Translation, both figurative and literal, is therefore distinct from story, and translators from storytellers, because translation exists to propagate. When used as a tool to carve stories, its fundamental goal is to create something transmissible, communicable. When employed in its traditional sense, its very purpose is to disseminate and adapt an idea to fit the cultural and linguistic norms of global societies. Thus, translation necessarily lends stories their ability to exist, to be understood, and to be internalized. Translators of all manner consequently bear a serious responsibility, one which has historically been seized as a power against women and other oppressed groups. 

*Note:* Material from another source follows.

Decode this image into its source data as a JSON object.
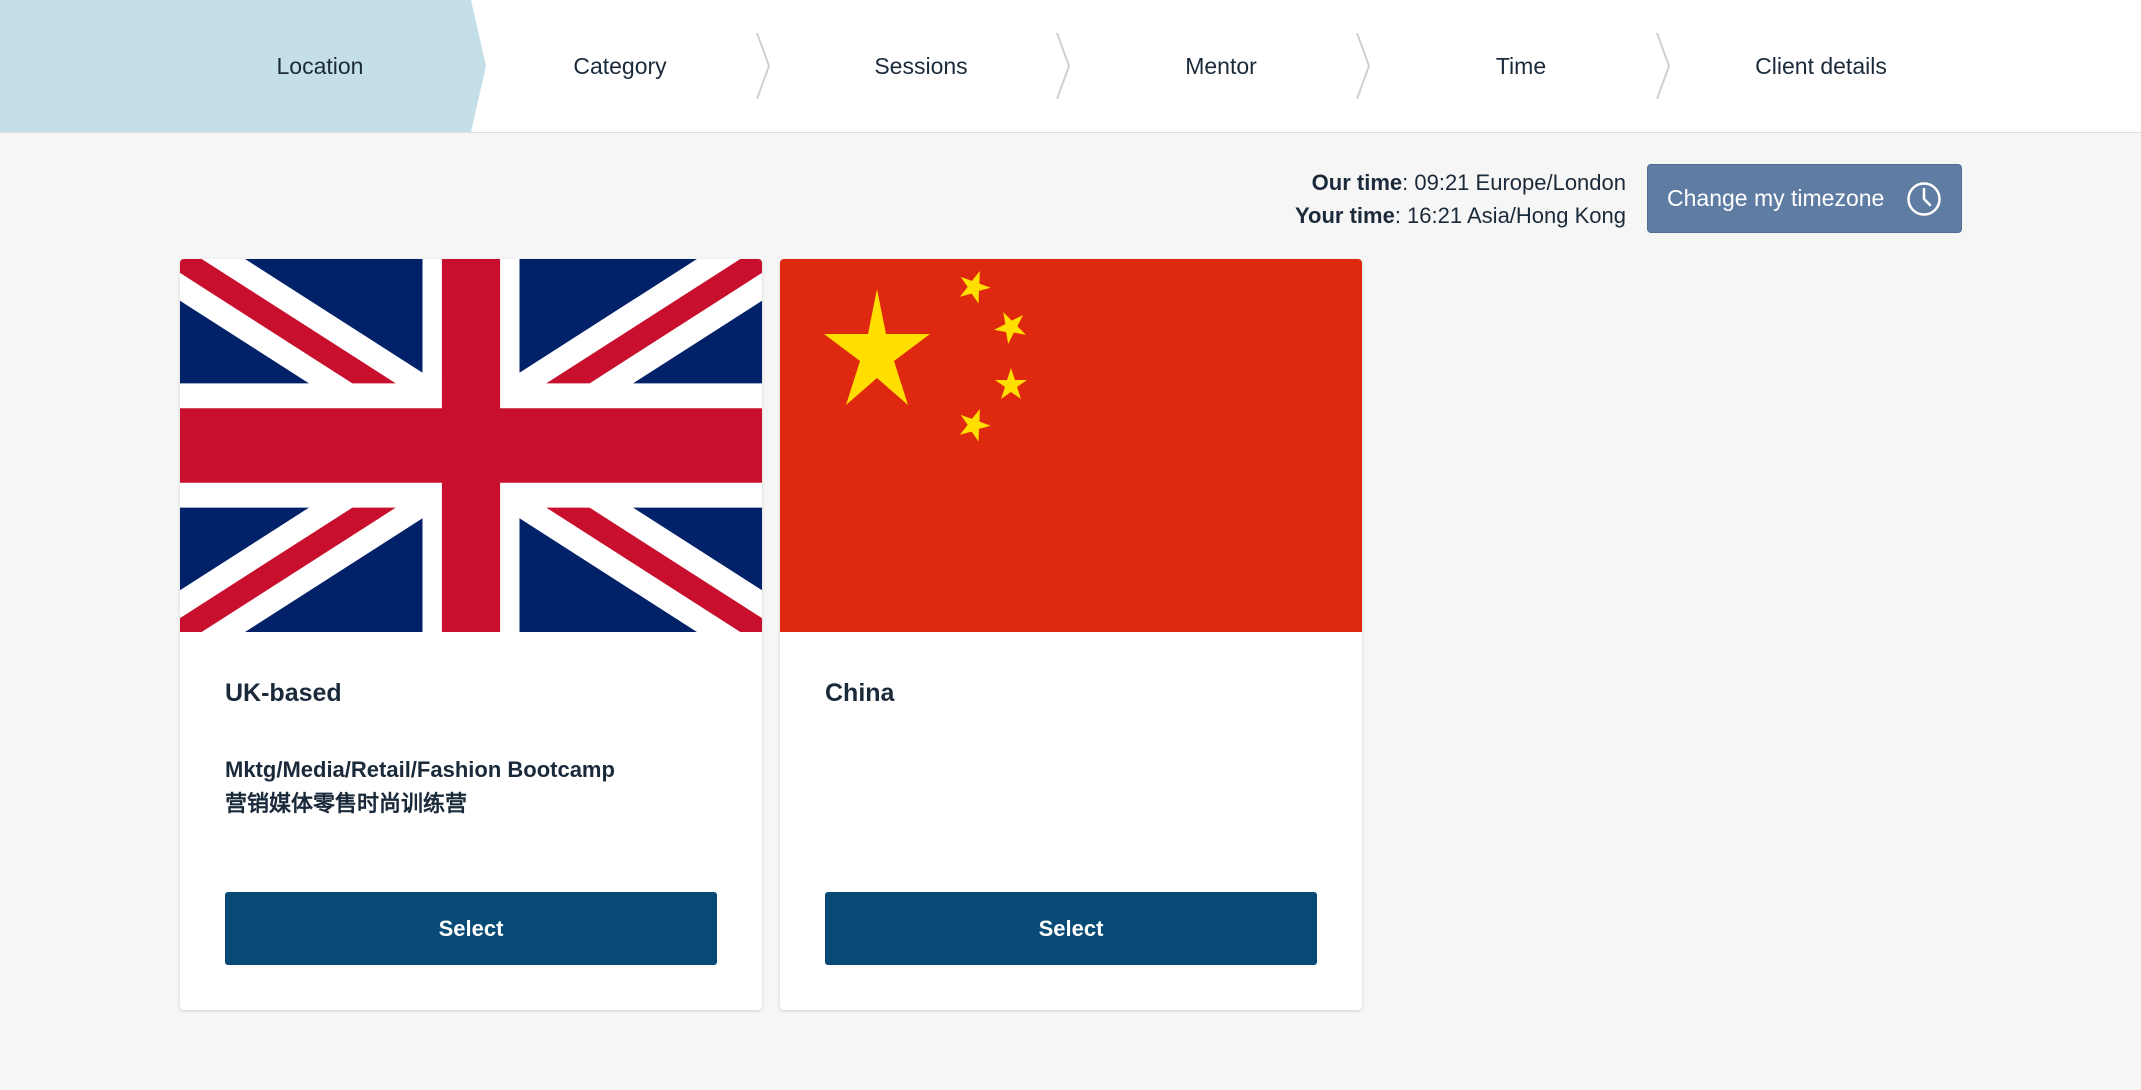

The story of translation and the translation of female stories are thereby intertwined in a coevolution which is founded upon prejudice and vitriol. The church, the husband, the storytellers, even the story itself—their fundamental power derives from the translation of harmful fabrications. They are spread from ground zero, like a sickness whose transfer is facilitated by translation. In this way, women have been subjected to translation of the worst kind, the malignant kind which is denigrated in the old Italian adage, “Translator, traitor.” I agree with Emma: translation is a tradition of tragedy. However, tradition isn’t definition. 

/

The conversation has now moved on in the Aster Lit Google Meet, and the two spoken-word poets have concluded their performance. I think for a moment about the work I’ve seen over the course of this internship, particularly that submitted to Aster Lit. The pieces which touch me the most are, invariably, those which understand both the great capacity for destruction, and for joy, that translation presents. These pieces, like “How to Tell a Ghost Story,” beat their subjects over the head, reverse the blame, and take relentless pride in their linguistic and cultural practices. They tame the faceless beast which has ravaged their stories for centuries, reminding us that translation is a neutral tool which can be used to the benefit of marginalized voices. Through them, we are reminded to question, defy, and reclaim the punishing frameworks that call women evil.

/

I try again. A and B are too easy. D is responsible for C, but C lives on beyond D. I resolve in my head that the answer might be something along the lines of E: The translation.